The stories and micro-narratives they submitted (as part of the We Are Here SenseMaker project) are listed below. Click ZOOM IN to learn more about the community member and how they interpreted their submission. NOTE: Some stories were partially transcribed by volunteers who shortened the narratives and referred to the storytellers in the third person (e.g., “her experience was” instead of “my experience was”).
Outsiders often criticized Eastside residents for not taking care of their own community, or not doing enough to stymie the drug trafficking. This victim-blaming ignored the roots of the drug problem—the lack of opportunity, racism, and economic forces outside of residents’ control—and it ignored the role that outsiders played.
Gang Violence
Back than many people didn’t know what to think because their was so many different things going around in our community and we didn’t know what to do so many people just hope that it would make our community great and some bad .slavery back than would be the caused for all what bad things in our community that is still today .our community didn’t changed .

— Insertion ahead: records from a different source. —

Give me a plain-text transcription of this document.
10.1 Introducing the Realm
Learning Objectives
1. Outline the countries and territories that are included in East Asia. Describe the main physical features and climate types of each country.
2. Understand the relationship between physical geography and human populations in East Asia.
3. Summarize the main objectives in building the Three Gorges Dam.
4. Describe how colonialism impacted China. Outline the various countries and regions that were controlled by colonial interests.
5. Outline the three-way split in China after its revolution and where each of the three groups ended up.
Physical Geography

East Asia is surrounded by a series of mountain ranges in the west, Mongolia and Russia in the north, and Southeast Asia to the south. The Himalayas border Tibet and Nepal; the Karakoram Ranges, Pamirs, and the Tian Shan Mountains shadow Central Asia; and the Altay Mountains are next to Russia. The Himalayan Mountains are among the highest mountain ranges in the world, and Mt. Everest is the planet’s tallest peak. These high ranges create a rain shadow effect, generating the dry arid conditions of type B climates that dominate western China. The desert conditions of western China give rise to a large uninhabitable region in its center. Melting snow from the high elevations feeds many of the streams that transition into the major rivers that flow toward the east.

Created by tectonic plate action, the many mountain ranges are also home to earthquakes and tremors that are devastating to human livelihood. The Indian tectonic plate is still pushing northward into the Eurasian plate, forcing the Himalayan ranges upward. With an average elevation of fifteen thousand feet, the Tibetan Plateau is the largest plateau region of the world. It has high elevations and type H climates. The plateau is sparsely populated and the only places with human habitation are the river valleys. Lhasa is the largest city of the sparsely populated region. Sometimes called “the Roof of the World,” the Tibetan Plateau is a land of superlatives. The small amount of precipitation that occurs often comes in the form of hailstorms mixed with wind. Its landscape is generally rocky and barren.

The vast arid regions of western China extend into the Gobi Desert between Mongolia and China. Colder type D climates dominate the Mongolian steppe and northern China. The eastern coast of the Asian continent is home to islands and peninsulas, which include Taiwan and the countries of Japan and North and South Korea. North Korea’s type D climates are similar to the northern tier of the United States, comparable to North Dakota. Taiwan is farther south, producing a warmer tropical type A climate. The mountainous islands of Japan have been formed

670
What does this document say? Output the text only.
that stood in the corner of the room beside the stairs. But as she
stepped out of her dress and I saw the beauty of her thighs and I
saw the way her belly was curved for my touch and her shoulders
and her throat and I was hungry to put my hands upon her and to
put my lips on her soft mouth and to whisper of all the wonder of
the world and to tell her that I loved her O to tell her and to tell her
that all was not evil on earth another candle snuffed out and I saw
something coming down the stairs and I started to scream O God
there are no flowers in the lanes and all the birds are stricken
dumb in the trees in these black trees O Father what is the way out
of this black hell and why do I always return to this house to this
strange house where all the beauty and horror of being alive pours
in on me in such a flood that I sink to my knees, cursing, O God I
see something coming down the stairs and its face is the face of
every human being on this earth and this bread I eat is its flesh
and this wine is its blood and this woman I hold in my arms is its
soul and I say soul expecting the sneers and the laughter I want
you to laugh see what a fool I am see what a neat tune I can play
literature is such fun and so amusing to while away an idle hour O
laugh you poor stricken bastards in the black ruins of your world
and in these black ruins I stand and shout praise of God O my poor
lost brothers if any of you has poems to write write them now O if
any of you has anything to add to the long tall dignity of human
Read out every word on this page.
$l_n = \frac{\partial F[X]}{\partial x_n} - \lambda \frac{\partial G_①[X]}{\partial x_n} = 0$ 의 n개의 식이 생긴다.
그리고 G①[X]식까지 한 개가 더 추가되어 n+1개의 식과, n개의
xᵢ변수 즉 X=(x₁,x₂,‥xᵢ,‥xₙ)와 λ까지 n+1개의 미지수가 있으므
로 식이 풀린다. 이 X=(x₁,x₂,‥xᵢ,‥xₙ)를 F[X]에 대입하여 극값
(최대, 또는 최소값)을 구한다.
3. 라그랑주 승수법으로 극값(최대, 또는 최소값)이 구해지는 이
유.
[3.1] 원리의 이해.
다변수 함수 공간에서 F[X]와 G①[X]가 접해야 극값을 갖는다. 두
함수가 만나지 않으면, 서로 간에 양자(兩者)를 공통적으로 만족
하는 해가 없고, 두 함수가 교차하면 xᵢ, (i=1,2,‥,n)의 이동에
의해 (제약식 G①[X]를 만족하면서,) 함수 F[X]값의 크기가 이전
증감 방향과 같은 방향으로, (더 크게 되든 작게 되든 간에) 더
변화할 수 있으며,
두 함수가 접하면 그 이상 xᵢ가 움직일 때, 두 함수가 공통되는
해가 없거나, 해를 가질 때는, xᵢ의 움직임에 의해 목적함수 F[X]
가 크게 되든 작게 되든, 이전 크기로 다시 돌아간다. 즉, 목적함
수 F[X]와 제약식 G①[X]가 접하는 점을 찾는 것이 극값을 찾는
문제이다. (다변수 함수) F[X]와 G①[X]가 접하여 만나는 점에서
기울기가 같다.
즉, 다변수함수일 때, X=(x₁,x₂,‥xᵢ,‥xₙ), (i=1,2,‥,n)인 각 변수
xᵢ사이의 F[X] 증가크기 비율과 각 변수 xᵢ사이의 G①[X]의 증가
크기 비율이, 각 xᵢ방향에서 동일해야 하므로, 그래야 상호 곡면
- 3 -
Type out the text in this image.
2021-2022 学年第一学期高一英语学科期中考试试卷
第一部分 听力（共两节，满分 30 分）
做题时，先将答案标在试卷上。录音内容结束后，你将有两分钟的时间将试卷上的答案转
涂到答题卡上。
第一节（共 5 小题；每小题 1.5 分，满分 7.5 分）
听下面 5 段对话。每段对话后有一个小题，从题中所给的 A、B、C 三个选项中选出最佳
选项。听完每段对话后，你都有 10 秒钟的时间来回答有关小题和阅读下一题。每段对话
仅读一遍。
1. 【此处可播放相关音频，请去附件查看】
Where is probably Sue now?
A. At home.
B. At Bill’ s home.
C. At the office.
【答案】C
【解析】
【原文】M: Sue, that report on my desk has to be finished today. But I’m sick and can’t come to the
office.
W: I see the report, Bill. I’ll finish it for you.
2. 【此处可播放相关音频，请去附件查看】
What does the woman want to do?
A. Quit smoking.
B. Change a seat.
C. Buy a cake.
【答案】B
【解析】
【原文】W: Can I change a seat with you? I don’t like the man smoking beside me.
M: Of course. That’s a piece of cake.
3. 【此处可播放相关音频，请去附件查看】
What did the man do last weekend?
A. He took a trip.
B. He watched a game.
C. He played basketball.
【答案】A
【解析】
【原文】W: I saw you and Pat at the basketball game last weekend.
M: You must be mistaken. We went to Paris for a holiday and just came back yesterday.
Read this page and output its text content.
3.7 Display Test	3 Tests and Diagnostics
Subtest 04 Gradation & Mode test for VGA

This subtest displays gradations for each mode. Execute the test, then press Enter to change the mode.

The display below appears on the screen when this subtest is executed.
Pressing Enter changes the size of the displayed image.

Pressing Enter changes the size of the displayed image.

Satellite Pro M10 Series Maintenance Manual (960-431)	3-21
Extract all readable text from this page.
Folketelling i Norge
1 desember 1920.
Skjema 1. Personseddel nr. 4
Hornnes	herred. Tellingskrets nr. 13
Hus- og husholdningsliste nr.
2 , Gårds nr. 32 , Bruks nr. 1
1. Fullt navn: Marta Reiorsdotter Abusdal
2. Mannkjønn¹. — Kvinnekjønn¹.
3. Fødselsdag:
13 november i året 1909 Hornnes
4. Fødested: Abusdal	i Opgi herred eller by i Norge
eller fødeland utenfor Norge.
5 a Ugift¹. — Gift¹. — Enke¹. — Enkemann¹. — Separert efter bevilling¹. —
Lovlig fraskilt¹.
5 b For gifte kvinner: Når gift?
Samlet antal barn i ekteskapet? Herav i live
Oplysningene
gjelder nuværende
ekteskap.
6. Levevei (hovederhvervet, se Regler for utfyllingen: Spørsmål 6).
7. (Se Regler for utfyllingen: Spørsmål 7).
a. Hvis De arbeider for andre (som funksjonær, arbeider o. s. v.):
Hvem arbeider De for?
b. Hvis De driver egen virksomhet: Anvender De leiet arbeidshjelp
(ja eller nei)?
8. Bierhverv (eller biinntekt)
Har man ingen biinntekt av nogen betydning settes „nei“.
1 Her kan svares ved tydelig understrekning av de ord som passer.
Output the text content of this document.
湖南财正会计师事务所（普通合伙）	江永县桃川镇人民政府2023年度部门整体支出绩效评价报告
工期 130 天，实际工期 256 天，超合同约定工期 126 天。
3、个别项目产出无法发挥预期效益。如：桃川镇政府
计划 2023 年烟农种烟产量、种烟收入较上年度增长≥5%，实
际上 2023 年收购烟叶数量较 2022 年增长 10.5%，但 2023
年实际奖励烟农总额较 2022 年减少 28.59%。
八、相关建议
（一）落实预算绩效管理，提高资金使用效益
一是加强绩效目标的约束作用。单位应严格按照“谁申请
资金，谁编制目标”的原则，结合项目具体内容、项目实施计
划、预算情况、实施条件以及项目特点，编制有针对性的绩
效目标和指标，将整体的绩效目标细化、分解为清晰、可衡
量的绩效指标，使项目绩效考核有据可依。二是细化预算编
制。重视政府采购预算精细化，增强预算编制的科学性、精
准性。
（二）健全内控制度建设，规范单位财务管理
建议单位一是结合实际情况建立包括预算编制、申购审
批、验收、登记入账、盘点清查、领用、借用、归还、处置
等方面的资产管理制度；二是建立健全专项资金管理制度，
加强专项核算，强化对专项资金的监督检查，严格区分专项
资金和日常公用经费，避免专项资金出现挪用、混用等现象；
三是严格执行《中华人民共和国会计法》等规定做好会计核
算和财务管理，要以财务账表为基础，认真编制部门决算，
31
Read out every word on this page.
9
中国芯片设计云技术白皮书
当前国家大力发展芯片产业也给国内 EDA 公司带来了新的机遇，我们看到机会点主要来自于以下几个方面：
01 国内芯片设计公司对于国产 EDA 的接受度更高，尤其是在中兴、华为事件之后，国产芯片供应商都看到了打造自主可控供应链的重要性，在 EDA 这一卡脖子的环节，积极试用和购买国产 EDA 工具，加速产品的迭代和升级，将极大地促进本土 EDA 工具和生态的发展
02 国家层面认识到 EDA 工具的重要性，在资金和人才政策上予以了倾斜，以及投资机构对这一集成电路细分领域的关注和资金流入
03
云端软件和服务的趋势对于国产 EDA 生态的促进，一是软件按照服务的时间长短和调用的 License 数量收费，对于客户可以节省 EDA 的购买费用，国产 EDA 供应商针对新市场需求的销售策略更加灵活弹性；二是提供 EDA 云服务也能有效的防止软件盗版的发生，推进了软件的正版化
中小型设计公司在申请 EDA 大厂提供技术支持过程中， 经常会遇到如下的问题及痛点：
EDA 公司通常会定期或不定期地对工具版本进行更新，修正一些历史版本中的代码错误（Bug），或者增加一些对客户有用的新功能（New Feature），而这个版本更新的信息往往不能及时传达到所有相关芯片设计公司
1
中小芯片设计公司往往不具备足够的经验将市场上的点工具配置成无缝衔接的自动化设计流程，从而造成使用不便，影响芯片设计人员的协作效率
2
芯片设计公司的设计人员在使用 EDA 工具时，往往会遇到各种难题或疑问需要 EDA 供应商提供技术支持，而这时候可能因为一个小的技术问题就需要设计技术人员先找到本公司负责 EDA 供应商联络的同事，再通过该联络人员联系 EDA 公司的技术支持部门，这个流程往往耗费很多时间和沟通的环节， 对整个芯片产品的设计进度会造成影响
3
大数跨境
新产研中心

Wildcat games are always the best games. One game they had was just so much fun. Sitting there peacefully watching the boys play brings so much joy. It shows that they are not wasting there time and are actually long something with their lives.
graduating from the university of Florida and wining also the employee of the year and being raised up around the farming and family tight knit community.
My parents were migrant workers and we lived in Okeechobee center Projects. Ive been out here 47 years but moved to NY in 1974. Then moved back t Belle Glade, then I met my husband and now Ive been here for 47 years now. I was a big family everyone showed love. Then my husband died 2016 and I moved into Quiet waters. I remember when there was no Wendy’s, McDonalds or anything here. Just a hospital and one lane road. Now there’s everything. I started work in corn field 1976 and in 1979 I started driving tractors, then my sister got me a custodial job at a school for 5 years. I had a daughter so then I worked for the state driving a school bus, then I got disabled after 17 years. If I had stayed in the corn fields I wouldn’t be here today. You know when we were living in the projects there were kid shelters, and then they were jus stick houses, and then they had labor homes (duplexes kinda), then they built brick projects houses (for rent). Then they threw us out because of my 18 yea r old son. We had a family reunion from the projects, saw children we hadn’t seen in 40 years. We’re having another one next year. We came up a hard way, but we made it.